Friday, July 27, 2012

I had a very humbling experience this week. my husband and i ran the des news 10k. i was super pumped because i ran this once in high school and got second, but couldn't accept the $500 prize money because i was planning on running in college. so i swore to myself that i would run it when i graduated and makes some money. but then i got lazy, and didn't train very much, and never did speed work, and had too much fun during the summer.... so i started out in the front of the race... trying to stay in the top 3, but i got tired really quickly. my husband tried to "help" by pushing on my back and yelling at me to "catch up with those girls." i slapped his hand away and told him "NO, I DON'T CARE ANYMORE!!! I DON'T CARE!!" he tried everything to motivate me in that race, he tried to make me angry, he tried being nice. none of it worked because it wasn't worth it to me anymore. i took off with one of my friends as she passed me and tried to stay with her, but after about a mile i stopped on a street corner and stood their until my husband caught up to me. he had been sick all week and i just felt like rather than running in my own pain and being miserable and hating my life, maybe we could run together and make it fun (running for fun is a whole new concept to me btw). so i waited for him and he caught up and was SO mad at me. i think he was mostly mad at me for giving up. everyone that i knew in that race passed me.
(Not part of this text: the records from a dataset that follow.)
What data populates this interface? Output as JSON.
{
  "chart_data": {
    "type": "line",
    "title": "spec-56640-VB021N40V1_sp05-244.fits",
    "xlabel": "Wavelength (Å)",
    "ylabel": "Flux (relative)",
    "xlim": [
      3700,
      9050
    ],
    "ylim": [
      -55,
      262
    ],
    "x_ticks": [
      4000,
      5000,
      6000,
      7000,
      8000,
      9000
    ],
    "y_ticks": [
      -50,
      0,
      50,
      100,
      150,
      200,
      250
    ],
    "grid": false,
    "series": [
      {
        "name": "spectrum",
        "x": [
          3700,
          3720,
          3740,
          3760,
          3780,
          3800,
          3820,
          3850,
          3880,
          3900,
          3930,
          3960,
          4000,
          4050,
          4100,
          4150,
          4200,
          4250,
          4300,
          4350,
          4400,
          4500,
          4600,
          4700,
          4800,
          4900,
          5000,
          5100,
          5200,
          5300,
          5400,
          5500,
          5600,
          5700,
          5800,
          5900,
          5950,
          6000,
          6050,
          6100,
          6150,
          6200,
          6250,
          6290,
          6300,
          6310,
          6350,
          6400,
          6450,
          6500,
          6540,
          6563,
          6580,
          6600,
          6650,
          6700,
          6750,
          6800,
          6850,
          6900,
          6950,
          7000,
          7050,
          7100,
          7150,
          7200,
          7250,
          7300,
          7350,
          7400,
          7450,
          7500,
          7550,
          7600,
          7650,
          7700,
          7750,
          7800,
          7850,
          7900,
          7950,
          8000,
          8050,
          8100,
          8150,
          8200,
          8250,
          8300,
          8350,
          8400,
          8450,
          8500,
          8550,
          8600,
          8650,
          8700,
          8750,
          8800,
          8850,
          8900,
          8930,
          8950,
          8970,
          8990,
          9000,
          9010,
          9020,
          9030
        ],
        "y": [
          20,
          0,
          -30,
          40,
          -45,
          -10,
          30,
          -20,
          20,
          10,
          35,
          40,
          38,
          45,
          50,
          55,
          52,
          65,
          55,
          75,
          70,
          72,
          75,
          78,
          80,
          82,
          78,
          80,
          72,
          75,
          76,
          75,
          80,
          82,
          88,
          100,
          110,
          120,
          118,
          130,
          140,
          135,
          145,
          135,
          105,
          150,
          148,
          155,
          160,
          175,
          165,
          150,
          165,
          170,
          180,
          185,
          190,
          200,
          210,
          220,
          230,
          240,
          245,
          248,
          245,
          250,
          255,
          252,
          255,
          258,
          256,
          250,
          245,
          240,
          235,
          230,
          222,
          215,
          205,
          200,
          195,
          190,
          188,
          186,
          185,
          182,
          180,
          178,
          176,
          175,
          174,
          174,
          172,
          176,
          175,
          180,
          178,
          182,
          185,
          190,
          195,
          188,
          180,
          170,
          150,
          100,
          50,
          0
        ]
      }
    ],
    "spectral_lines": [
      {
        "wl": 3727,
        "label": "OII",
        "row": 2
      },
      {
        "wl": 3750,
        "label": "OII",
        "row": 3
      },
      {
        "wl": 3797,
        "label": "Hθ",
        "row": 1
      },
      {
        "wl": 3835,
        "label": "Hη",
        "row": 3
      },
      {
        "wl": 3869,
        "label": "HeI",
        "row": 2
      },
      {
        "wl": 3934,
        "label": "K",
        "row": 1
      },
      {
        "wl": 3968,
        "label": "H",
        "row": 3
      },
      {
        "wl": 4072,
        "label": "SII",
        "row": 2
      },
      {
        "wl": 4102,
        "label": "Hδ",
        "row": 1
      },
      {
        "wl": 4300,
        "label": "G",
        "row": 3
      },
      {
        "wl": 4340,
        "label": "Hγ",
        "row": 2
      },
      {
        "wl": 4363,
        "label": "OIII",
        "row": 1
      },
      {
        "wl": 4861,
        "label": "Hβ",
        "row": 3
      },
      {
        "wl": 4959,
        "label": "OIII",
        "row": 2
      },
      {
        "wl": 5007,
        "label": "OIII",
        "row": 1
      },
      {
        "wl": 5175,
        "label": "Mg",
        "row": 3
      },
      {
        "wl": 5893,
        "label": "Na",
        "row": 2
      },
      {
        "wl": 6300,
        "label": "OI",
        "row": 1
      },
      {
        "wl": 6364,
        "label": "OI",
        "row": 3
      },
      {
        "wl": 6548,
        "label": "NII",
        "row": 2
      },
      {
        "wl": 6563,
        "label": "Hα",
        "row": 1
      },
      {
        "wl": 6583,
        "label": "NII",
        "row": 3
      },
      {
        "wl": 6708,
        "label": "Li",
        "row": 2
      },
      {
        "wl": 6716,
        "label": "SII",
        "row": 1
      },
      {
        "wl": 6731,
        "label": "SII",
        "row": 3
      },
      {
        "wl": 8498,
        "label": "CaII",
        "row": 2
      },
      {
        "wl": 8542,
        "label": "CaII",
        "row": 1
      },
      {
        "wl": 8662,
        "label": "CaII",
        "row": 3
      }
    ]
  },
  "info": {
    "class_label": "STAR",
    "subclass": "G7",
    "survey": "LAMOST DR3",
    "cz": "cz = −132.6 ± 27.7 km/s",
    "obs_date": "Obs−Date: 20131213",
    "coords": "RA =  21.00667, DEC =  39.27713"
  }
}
EVERYONE: every high schooler i knew, every 45 year old mom, all of my old teammates. it was a humbling experience for sure. i know it sounds so so so dumb to people that it matters so much to me what other people think, but it does.


i want to run for fun. i want to run to stay in shape and to love it. i don't want to hate every step that i run and just count down the minutes till that's over. i don't know how to have fun with it anymore because it was always such a competition to me. i just wanted to win and winning was the most fun part. but now it doesn't matter and no one cares. and honestly i think it's just time for me to hang up the track spikes and enter a new chapter in my life. how can i find a healthy balance with something that i completely identified with before? i'm working on it.